John F. Kennedy at 100? The whole notion is impossible to fathom. Even if fate had not intervened in Dallas Nov. 22, 1963, the likelihood that Kennedy would have ever been a centenarian gazing over a cake of 100 candles is remote.

Historians have since revealed Kennedy was bedeviled by health issues beneath the veneer of “vigah,” including Addison’s disease, colitis and chronic back pain. It’s not out of the question that Kennedy might never have lived to see a President Reagan, never mind a President Trump.
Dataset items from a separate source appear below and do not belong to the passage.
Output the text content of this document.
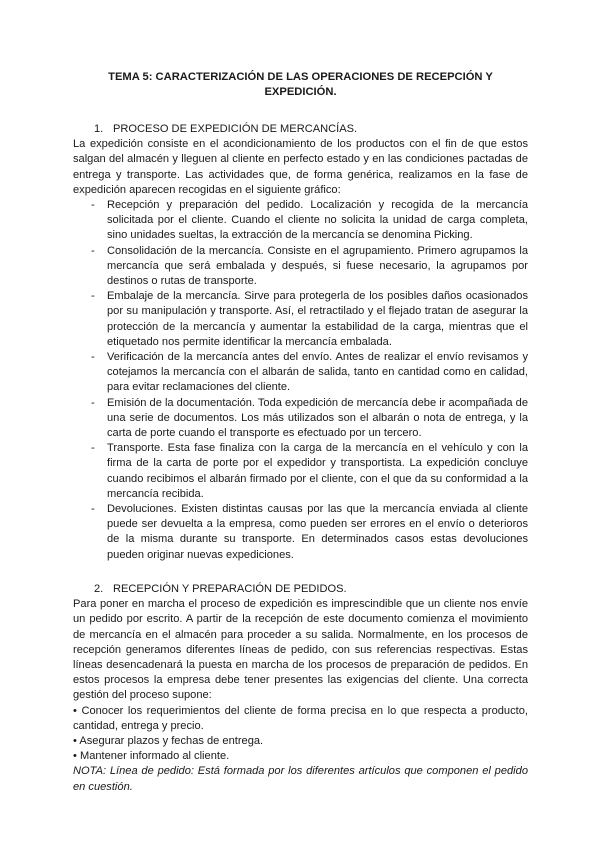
TEMA 5: CARACTERIZACIÓN DE LAS OPERACIONES DE RECEPCIÓN Y EXPEDICIÓN.
1. PROCESO DE EXPEDICIÓN DE MERCANCÍAS.

La expedición consiste en el acondicionamiento de los productos con el fin de que estos salgan del almacén y lleguen al cliente en perfecto estado y en las condiciones pactadas de entrega y transporte. Las actividades que, de forma genérica, realizamos en la fase de expedición aparecen recogidas en el siguiente gráfico:

- Recepción y preparación del pedido. Localización y recogida de la mercancía solicitada por el cliente. Cuando el cliente no solicita la unidad de carga completa, sino unidades sueltas, la extracción de la mercancía se denomina Picking.
- Consolidación de la mercancía. Consiste en el agrupamiento. Primero agrupamos la mercancía que será embalada y después, si fuese necesario, la agrupamos por destinos o rutas de transporte.
- Embalaje de la mercancía. Sirve para protegerla de los posibles daños ocasionados por su manipulación y transporte. Así, el retractilado y el flejado tratan de asegurar la protección de la mercancía y aumentar la estabilidad de la carga, mientras que el etiquetado nos permite identificar la mercancía embalada.
- Verificación de la mercancía antes del envío. Antes de realizar el envío revisamos y cotejamos la mercancía con el albarán de salida, tanto en cantidad como en calidad, para evitar reclamaciones del cliente.
- Emisión de la documentación. Toda expedición de mercancía debe ir acompañada de una serie de documentos. Los más utilizados son el albarán o nota de entrega, y la carta de porte cuando el transporte es efectuado por un tercero.
- Transporte. Esta fase finaliza con la carga de la mercancía en el vehículo y con la firma de la carta de porte por el expedidor y transportista. La expedición concluye cuando recibimos el albarán firmado por el cliente, con el que da su conformidad a la mercancía recibida.
- Devoluciones. Existen distintas causas por las que la mercancía enviada al cliente puede ser devuelta a la empresa, como pueden ser errores en el envío o deterioros de la misma durante su transporte. En determinados casos estas devoluciones pueden originar nuevas expediciones.
2. RECEPCIÓN Y PREPARACIÓN DE PEDIDOS.

Para poner en marcha el proceso de expedición es imprescindible que un cliente nos envíe un pedido por escrito. A partir de la recepción de este documento comienza el movimiento de mercancía en el almacén para proceder a su salida. Normalmente, en los procesos de recepción generamos diferentes líneas de pedido, con sus referencias respectivas. Estas líneas desencadenará la puesta en marcha de los procesos de preparación de pedidos. En estos procesos la empresa debe tener presentes las exigencias del cliente. Una correcta gestión del proceso supone:

• Conocer los requerimientos del cliente de forma precisa en lo que respecta a producto, cantidad, entrega y precio.
• Asegurar plazos y fechas de entrega.
• Mantener informado al cliente.

NOTA: Línea de pedido: Está formada por los diferentes artículos que componen el pedido en cuestión.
But, then again, if Kennedy had lived, there’s no telling what twists and turns history would have taken. Would Reagan and Trump have ever found themselves in the White House if Kennedy had served two full terms, rather than just 1,000 days? Would Kennedy have been reluctant to plunge into Vietnam? Would he have become less tentative and more aggressive in his support for civil rights? Would he have summoned the legislative wiles to get Medicare and Medicaid through Congress? Would the 1960s have been less packed full of strife if Kennedy had stayed at the helm until January 1969? We’ll never know. From the remove of a half-century, Kennedy’s assassination appeared to rip the lid off America’s id, bringing an end to the calm of the immediate postwar years and ushering in an epoch of unrest. After Kennedy, we had urban riots, more assassinations and, by the 1970s, gas lines, stagflation and Watergate.

When pollsters ask Americans who the best presidents have been, Kennedy always places near the top, and some of that surely has to do with the aura of martyrdom that surrounds him. The fact that Kennedy was movie-star charismatic and of relatively recent vintage almost certainly helps. The number of Americans who can remember even Franklin Roosevelt is getting vanishingly small, and it’s an even tinier number who would be able to offer firm opinions on the merits or demerits of James Monroe, James Polk or James Buchanan. Professional historians have generally given Kennedy solid marks. The American Political Science Association placed Kennedy at No. 14 on a 2015 ranking of the presidents, between James Madison and John Adams. Other organizations have placed Kennedy in the top 10. Because he was in office a little less than three years, his accomplishments were fairly limited. But the extent of those accomplishments should not be discounted.

As the first Catholic president, he broke down a crucial barrier, though just barely – he won the popular vote in the 1960 presidential election by just 118,000 votes. The Peace Corps came into being under Kennedy’s watch, putting American ingenuity to work in some of the world’s most underdeveloped places. Kennedy had the insight to realize that America could make friends through means other than military muscle. He also quickened the country’s pulse, elevating public service as a worthy endeavor (“Ask not what your country can do for you – ask what you can do for your country”), and set the goal for the United States to put a man on the moon by the end of the decade – a goal that was, in fact, reached July 20, 1969.

Perhaps most importantly, Kennedy was a savvy chess player in the confrontation with the Soviet Union during the October 1962 Cuban Missile Crisis. A commander in chief less shrewd and more reckless could have pushed the world into a nuclear inferno.

Kennedy was no saint, and his presidency was not perfect. But we’re still here to remember him and his moment. For that fact alone, the country still owes Kennedy a debt of gratitude.